I inclined my head, buying time. “What can I say? I missed you so.”
He invited me in, hesitantly, and motioned for me to follow him to his office on the third floor. He opened the door to the balcony after pouring us two timbers of whiskey. I knew better than to put my lips to any drink Syllie gave me, but swirled the golden liquid in its tumbler for show.
“I know about your plan.” I let the drink slosh over the rim. “And I know who’s helping you execute it.”
That part was a lie, but if there was one thing I was good at, it was having a poker face. It had saved my ass countless times.
“Of course I studied for the test.”
“Of course you’re the only girl I thought about this week.”
“Of course I’m not too intoxicated to operate this heavy machinery.”
“I have no idea what you mean.” He leaned on the bannister, taking a sip of his drink.

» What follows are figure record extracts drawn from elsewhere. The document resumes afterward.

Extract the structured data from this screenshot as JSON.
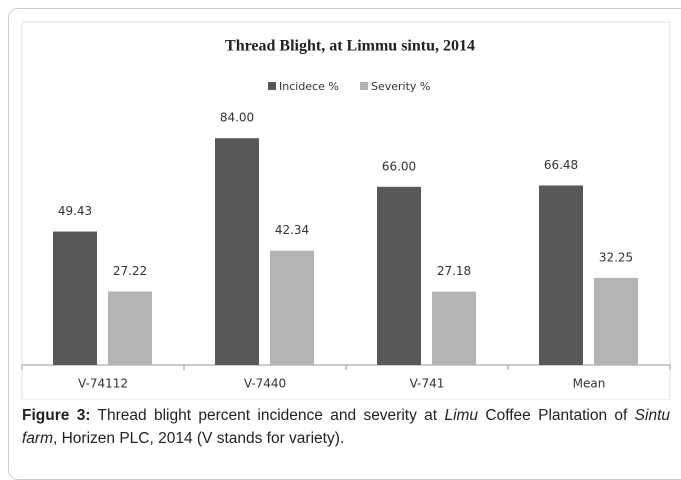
{
  "chart_data": {
    "type": "bar",
    "title": "Thread Blight, at Limmu sintu, 2014",
    "categories": [
      "V-74112",
      "V-7440",
      "V-741",
      "Mean"
    ],
    "series": [
      {
        "name": "Incidece %",
        "color": "#595959",
        "values": [
          49.43,
          84.0,
          66.0,
          66.48
        ],
        "value_labels": [
          "49.43",
          "84.00",
          "66.00",
          "66.48"
        ]
      },
      {
        "name": "Severity %",
        "color": "#b3b3b3",
        "values": [
          27.22,
          42.34,
          27.18,
          32.25
        ],
        "value_labels": [
          "27.22",
          "42.34",
          "27.18",
          "32.25"
        ]
      }
    ],
    "legend": "top"
  },
  "caption": {
    "label": "Figure 3:",
    "parts": [
      " Thread blight percent incidence and severity at ",
      "Limu",
      " Coffee Plantation of ",
      "Sintu farm",
      ", Horizen PLC, 2014 (V stands for variety)."
    ]
  }
}
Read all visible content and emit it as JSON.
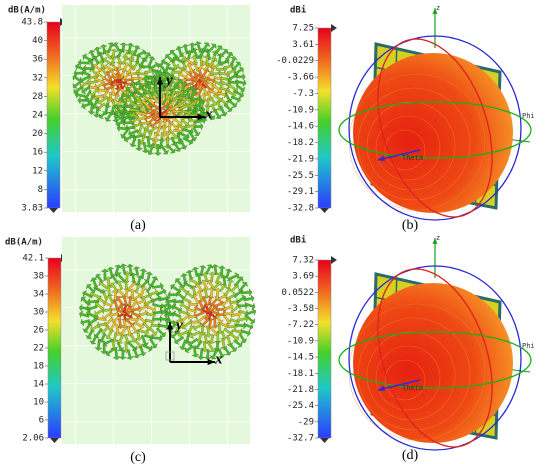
{
  "panels": [
    {
      "label": "(a)",
      "unit": "dB(A/m)",
      "colorbar_ticks": [
        "43.8",
        "40",
        "36",
        "32",
        "28",
        "24",
        "20",
        "16",
        "12",
        "8",
        "3.83"
      ],
      "axes": [
        "y",
        "x"
      ]
    },
    {
      "label": "(b)",
      "unit": "dBi",
      "colorbar_ticks": [
        "7.25",
        "3.61",
        "-0.0229",
        "-3.66",
        "-7.3",
        "-10.9",
        "-14.6",
        "-18.2",
        "-21.9",
        "-25.5",
        "-29.1",
        "-32.8"
      ],
      "axes": [
        "z",
        "Phi",
        "Theta"
      ]
    },
    {
      "label": "(c)",
      "unit": "dB(A/m)",
      "colorbar_ticks": [
        "42.1",
        "38",
        "34",
        "30",
        "26",
        "22",
        "18",
        "14",
        "10",
        "6",
        "2.06"
      ],
      "axes": [
        "y",
        "x"
      ]
    },
    {
      "label": "(d)",
      "unit": "dBi",
      "colorbar_ticks": [
        "7.32",
        "3.69",
        "0.0522",
        "-3.58",
        "-7.22",
        "-10.9",
        "-14.5",
        "-18.1",
        "-21.8",
        "-25.4",
        "-29",
        "-32.7"
      ],
      "axes": [
        "z",
        "Phi",
        "Theta"
      ]
    }
  ]
}
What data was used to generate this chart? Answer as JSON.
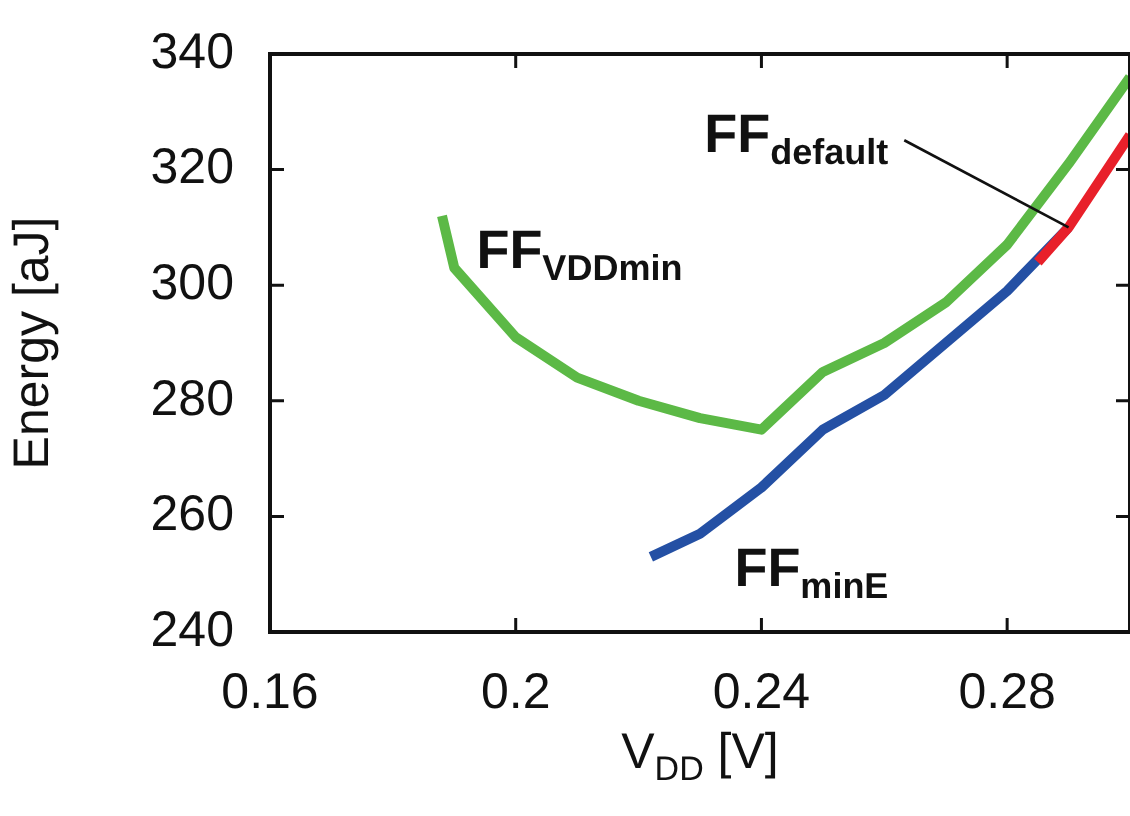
{
  "chart_data": {
    "type": "line",
    "xlabel": "V$_{DD}$ [V]",
    "ylabel": "Energy [aJ]",
    "xlim": [
      0.16,
      0.3
    ],
    "ylim": [
      240,
      340
    ],
    "xticks": [
      0.16,
      0.2,
      0.24,
      0.28
    ],
    "yticks": [
      240,
      260,
      280,
      300,
      320,
      340
    ],
    "grid": false,
    "series": [
      {
        "name": "FF$_{VDDmin}$",
        "color": "#5cb946",
        "x": [
          0.188,
          0.19,
          0.2,
          0.21,
          0.22,
          0.23,
          0.24,
          0.25,
          0.26,
          0.27,
          0.28,
          0.29,
          0.3
        ],
        "values": [
          312,
          303,
          291,
          284,
          280,
          277,
          275,
          285,
          290,
          297,
          307,
          321,
          336
        ]
      },
      {
        "name": "FF$_{minE}$",
        "color": "#2450a4",
        "x": [
          0.222,
          0.23,
          0.24,
          0.25,
          0.26,
          0.27,
          0.28,
          0.29
        ],
        "values": [
          253,
          257,
          265,
          275,
          281,
          290,
          299,
          310
        ]
      },
      {
        "name": "FF$_{default}$",
        "color": "#e8202a",
        "x": [
          0.285,
          0.29,
          0.3
        ],
        "values": [
          304,
          310,
          326
        ]
      }
    ]
  }
}
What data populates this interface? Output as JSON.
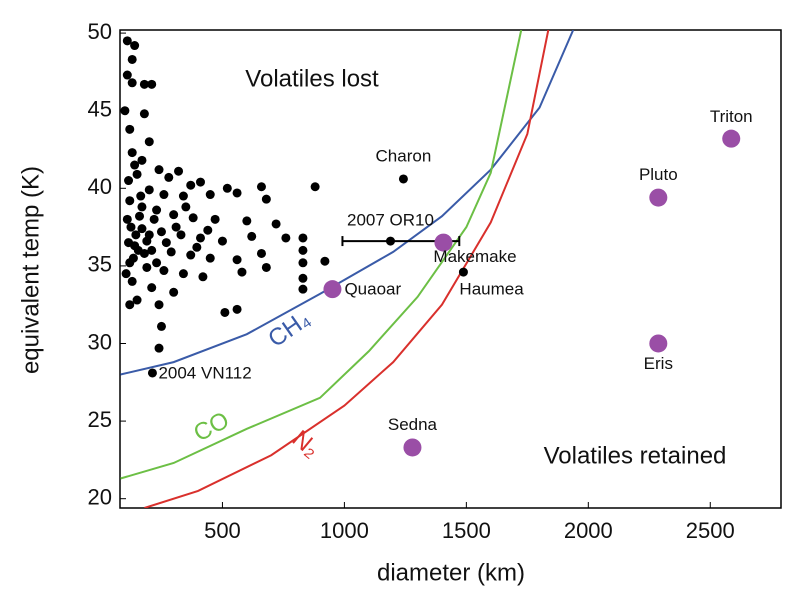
{
  "chart_data": {
    "type": "scatter",
    "xlabel": "diameter (km)",
    "ylabel": "equivalent temp (K)",
    "xlim": [
      80,
      2790
    ],
    "ylim": [
      19.4,
      50.2
    ],
    "xticks": [
      500,
      1000,
      1500,
      2000,
      2500
    ],
    "yticks": [
      20,
      25,
      30,
      35,
      40,
      45,
      50
    ],
    "annotations": [
      "Volatiles lost",
      "Volatiles retained"
    ],
    "curves": [
      {
        "name": "CH₄",
        "color": "#3a5ba8",
        "x": [
          82,
          300,
          600,
          900,
          1200,
          1400,
          1600,
          1800,
          1938
        ],
        "y": [
          28,
          28.8,
          30.6,
          33.2,
          35.9,
          38.2,
          41.2,
          45.2,
          50.2
        ]
      },
      {
        "name": "CO",
        "color": "#6cbf45",
        "x": [
          82,
          300,
          600,
          900,
          1100,
          1300,
          1500,
          1600,
          1725
        ],
        "y": [
          21.3,
          22.3,
          24.5,
          26.5,
          29.5,
          33,
          37.5,
          41,
          50.2
        ]
      },
      {
        "name": "N₂",
        "color": "#d9302c",
        "x": [
          180,
          400,
          700,
          1000,
          1200,
          1400,
          1600,
          1750,
          1836
        ],
        "y": [
          19.4,
          20.5,
          22.8,
          26,
          28.8,
          32.5,
          37.8,
          43.5,
          50.2
        ]
      }
    ],
    "population": {
      "color": "#000000",
      "x": [
        110,
        140,
        130,
        110,
        130,
        180,
        210,
        100,
        180,
        120,
        200,
        130,
        170,
        240,
        320,
        150,
        280,
        410,
        370,
        520,
        660,
        880,
        200,
        260,
        340,
        450,
        560,
        680,
        120,
        170,
        230,
        300,
        380,
        470,
        600,
        720,
        170,
        250,
        330,
        410,
        500,
        620,
        760,
        830,
        140,
        210,
        290,
        370,
        450,
        560,
        660,
        830,
        120,
        190,
        260,
        340,
        420,
        580,
        680,
        830,
        920,
        130,
        210,
        300,
        830,
        830,
        150,
        240,
        510,
        560,
        120,
        250,
        240,
        110,
        115,
        125,
        135,
        160,
        145,
        155,
        180,
        165,
        200,
        220,
        190,
        115,
        140,
        105,
        230,
        270,
        310,
        350,
        395,
        440
      ],
      "y": [
        49.5,
        49.2,
        48.3,
        47.3,
        46.8,
        46.7,
        46.7,
        45.0,
        44.8,
        43.8,
        43.0,
        42.3,
        41.8,
        41.2,
        41.1,
        40.9,
        40.7,
        40.4,
        40.2,
        40.0,
        40.1,
        40.1,
        39.9,
        39.6,
        39.5,
        39.6,
        39.7,
        39.3,
        39.2,
        38.8,
        38.6,
        38.3,
        38.1,
        38.0,
        37.9,
        37.7,
        37.4,
        37.2,
        37.0,
        36.8,
        36.6,
        36.9,
        36.8,
        36.8,
        36.3,
        36.0,
        35.9,
        35.7,
        35.5,
        35.4,
        35.8,
        36.0,
        35.2,
        34.9,
        34.7,
        34.5,
        34.3,
        34.6,
        34.9,
        35.2,
        35.3,
        34.0,
        33.6,
        33.3,
        34.2,
        33.5,
        32.8,
        32.5,
        32.0,
        32.2,
        32.5,
        31.1,
        29.7,
        38.0,
        36.5,
        37.5,
        35.5,
        38.2,
        37.0,
        36.0,
        35.8,
        39.5,
        37.0,
        38.0,
        36.6,
        40.5,
        41.5,
        34.5,
        35.2,
        36.5,
        37.5,
        38.8,
        36.2,
        37.3
      ]
    },
    "small_bodies": {
      "color": "#000000",
      "labels": [
        "Charon",
        "2007 OR10",
        "Haumea",
        "2004 VN112"
      ],
      "x": [
        1242,
        1189,
        1488,
        213
      ],
      "y": [
        40.6,
        36.6,
        34.6,
        28.1
      ]
    },
    "error_bar": {
      "x": [
        992,
        1471
      ],
      "y": 36.6
    },
    "large_bodies": {
      "color": "#9a4ea6",
      "labels": [
        "Triton",
        "Pluto",
        "Eris",
        "Sedna",
        "Makemake",
        "Quaoar"
      ],
      "x": [
        2586,
        2287,
        2287,
        1279,
        1406,
        951
      ],
      "y": [
        43.2,
        39.4,
        30.0,
        23.3,
        36.5,
        33.5
      ]
    }
  }
}
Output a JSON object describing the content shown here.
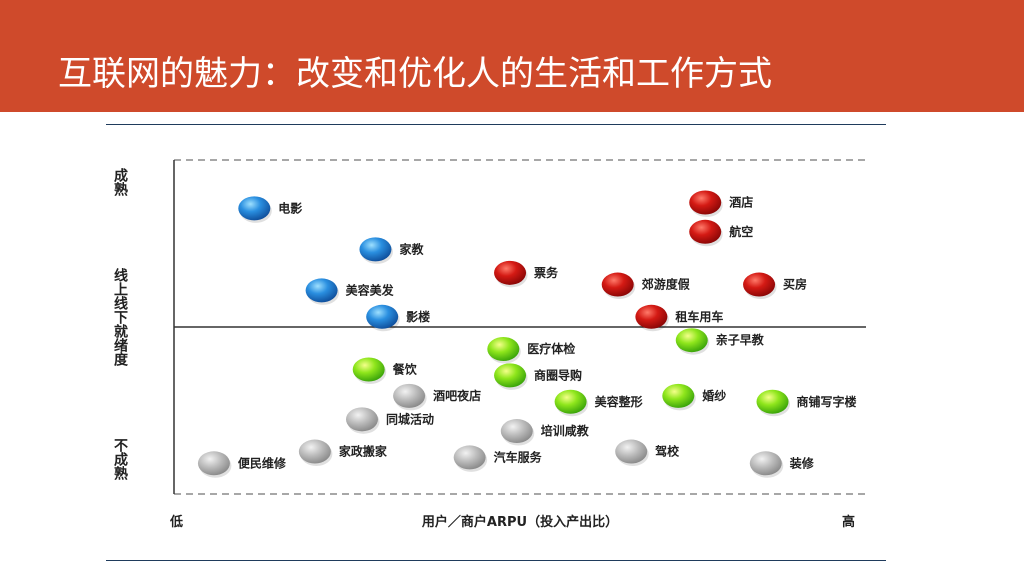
{
  "slide": {
    "title": "互联网的魅力：改变和优化人的生活和工作方式"
  },
  "colors": {
    "banner": "#cf4a2b",
    "mature": "#cc1111",
    "online_offline": "#2a8fe0",
    "transition": "#7fe01a",
    "immature": "#b5b5b5"
  },
  "chart_data": {
    "type": "scatter",
    "xlabel": "用户／商户ARPU（投入产出比）",
    "x_low_label": "低",
    "x_high_label": "高",
    "y_labels": {
      "top": "成熟",
      "middle": "线上线下就绪度",
      "bottom": "不成熟"
    },
    "xlim": [
      0,
      100
    ],
    "ylim": [
      0,
      100
    ],
    "legend": "none",
    "grid": "dashed top and bottom boundary, solid middle divider",
    "points": [
      {
        "label": "电影",
        "x": 10,
        "y": 91,
        "group": "online_offline"
      },
      {
        "label": "家教",
        "x": 28,
        "y": 77,
        "group": "online_offline"
      },
      {
        "label": "美容美发",
        "x": 20,
        "y": 63,
        "group": "online_offline"
      },
      {
        "label": "影楼",
        "x": 29,
        "y": 54,
        "group": "online_offline"
      },
      {
        "label": "酒店",
        "x": 77,
        "y": 93,
        "group": "mature"
      },
      {
        "label": "航空",
        "x": 77,
        "y": 83,
        "group": "mature"
      },
      {
        "label": "票务",
        "x": 48,
        "y": 69,
        "group": "mature"
      },
      {
        "label": "郊游度假",
        "x": 64,
        "y": 65,
        "group": "mature"
      },
      {
        "label": "买房",
        "x": 85,
        "y": 65,
        "group": "mature"
      },
      {
        "label": "租车用车",
        "x": 69,
        "y": 54,
        "group": "mature"
      },
      {
        "label": "亲子早教",
        "x": 75,
        "y": 46,
        "group": "transition"
      },
      {
        "label": "医疗体检",
        "x": 47,
        "y": 43,
        "group": "transition"
      },
      {
        "label": "餐饮",
        "x": 27,
        "y": 36,
        "group": "transition"
      },
      {
        "label": "商圈导购",
        "x": 48,
        "y": 34,
        "group": "transition"
      },
      {
        "label": "美容整形",
        "x": 57,
        "y": 25,
        "group": "transition"
      },
      {
        "label": "婚纱",
        "x": 73,
        "y": 27,
        "group": "transition"
      },
      {
        "label": "商铺写字楼",
        "x": 87,
        "y": 25,
        "group": "transition"
      },
      {
        "label": "酒吧夜店",
        "x": 33,
        "y": 27,
        "group": "immature"
      },
      {
        "label": "同城活动",
        "x": 26,
        "y": 19,
        "group": "immature"
      },
      {
        "label": "培训咸教",
        "x": 49,
        "y": 15,
        "group": "immature"
      },
      {
        "label": "家政搬家",
        "x": 19,
        "y": 8,
        "group": "immature"
      },
      {
        "label": "汽车服务",
        "x": 42,
        "y": 6,
        "group": "immature"
      },
      {
        "label": "驾校",
        "x": 66,
        "y": 8,
        "group": "immature"
      },
      {
        "label": "便民维修",
        "x": 4,
        "y": 4,
        "group": "immature"
      },
      {
        "label": "装修",
        "x": 86,
        "y": 4,
        "group": "immature"
      }
    ]
  }
}
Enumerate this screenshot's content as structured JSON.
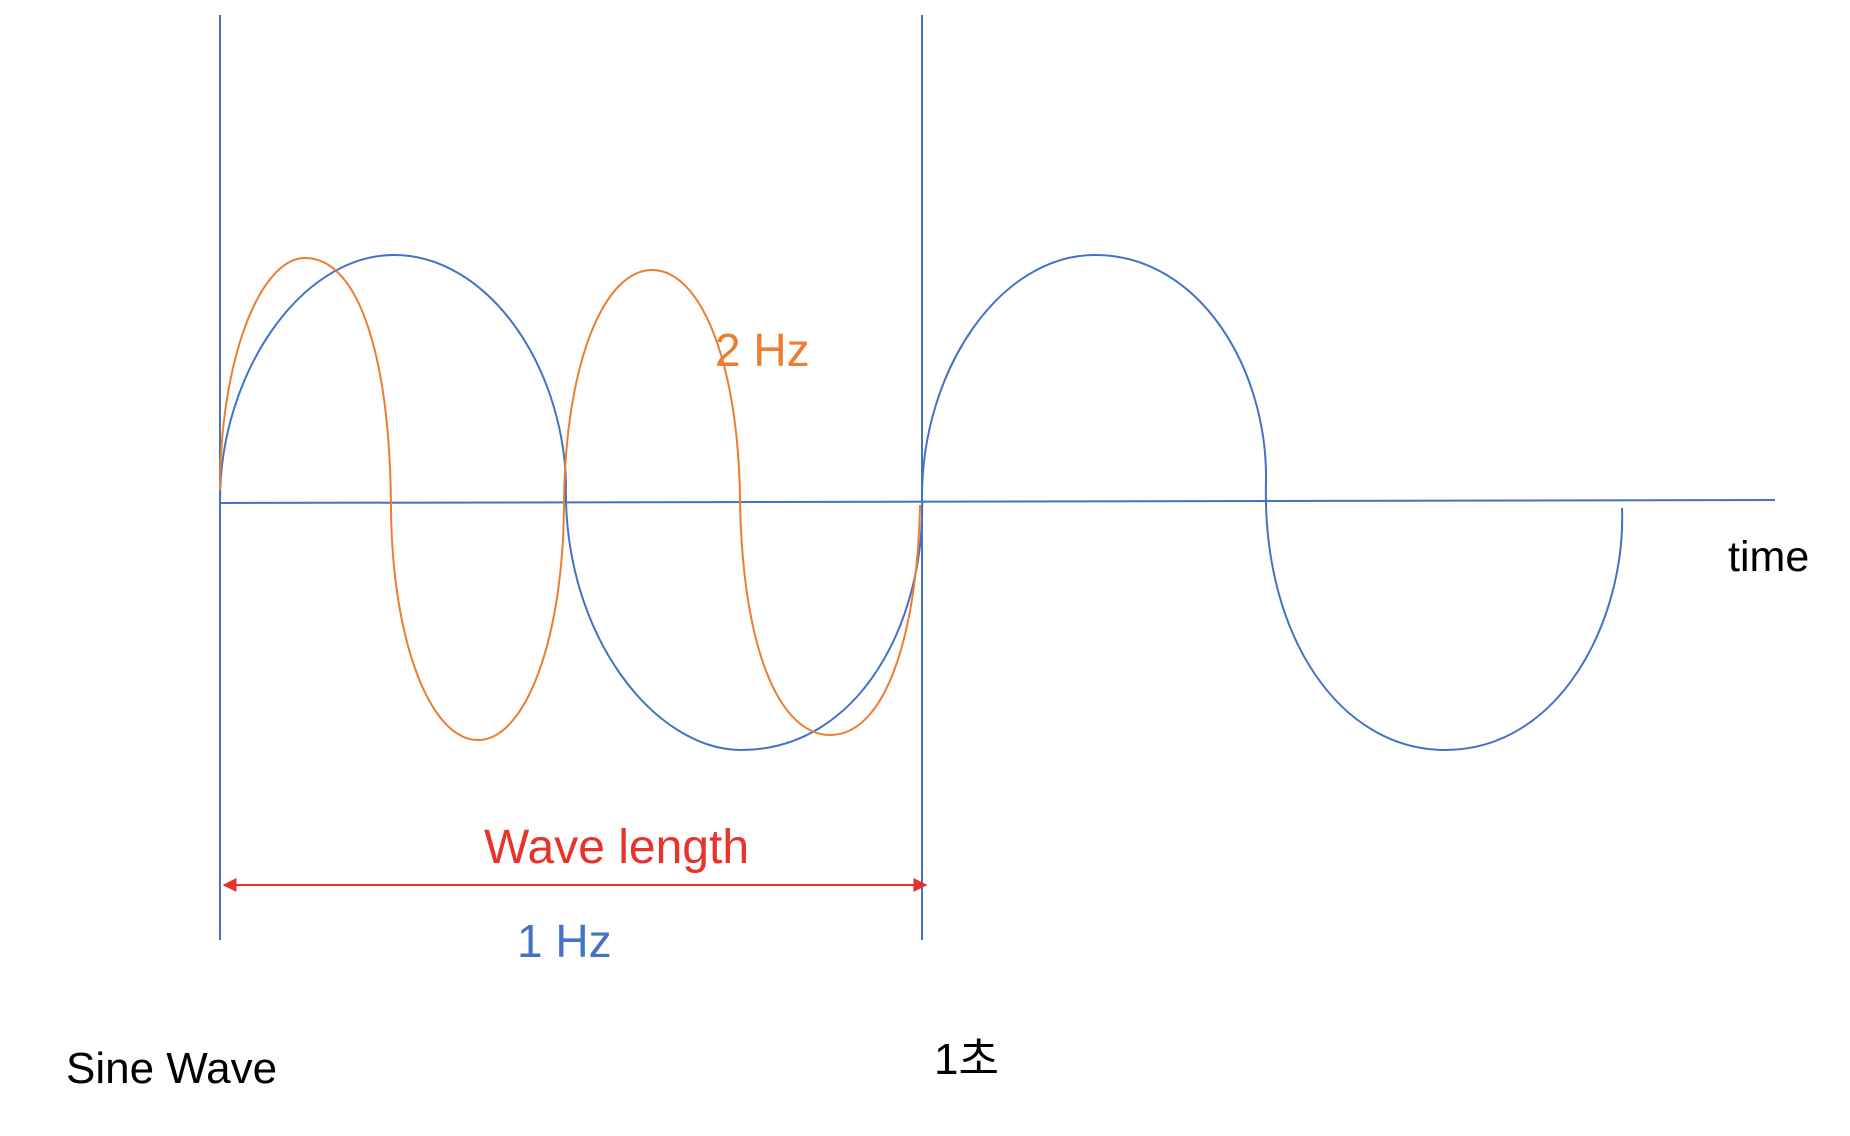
{
  "labels": {
    "time": "time",
    "two_hz": "2 Hz",
    "wave_length": "Wave length",
    "one_hz": "1 Hz",
    "sine_wave": "Sine Wave",
    "one_second": "1초"
  },
  "colors": {
    "one_hz_wave": "#4472C4",
    "two_hz_wave": "#ED7D31",
    "wave_length_arrow": "#E8322B",
    "text": "#000000"
  }
}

It was the little things that gave him away: the beads of sweat gathering at his temples, the way his lips twitched, how deeply he leaned against a high balcony. He was nervous.
I leaned against the doorframe, far from the bannister, studying him. “I hope you have a better line of defense when you get arrested, Mr. Lewis. Because trying to blow up a refinery with dozens of people inside, including the three major shareholders of Royal Pipelines, is no kiddie game.”
None of those things were confirmed, but his face twisted in horror as the words left my mouth, and I knew I was spot-on. He quickly rearranged his features, placing his timber of whiskey on the marble railing.
“Who fed you this nonsense, Sonny-boy?”
“Your partner in crime,” I replied. Another lie.
“I have no such thing.”
“Would you continue singing this tune if I told you every single time you used burner phones to call him, he recorded both of you?” I quirked an eyebrow.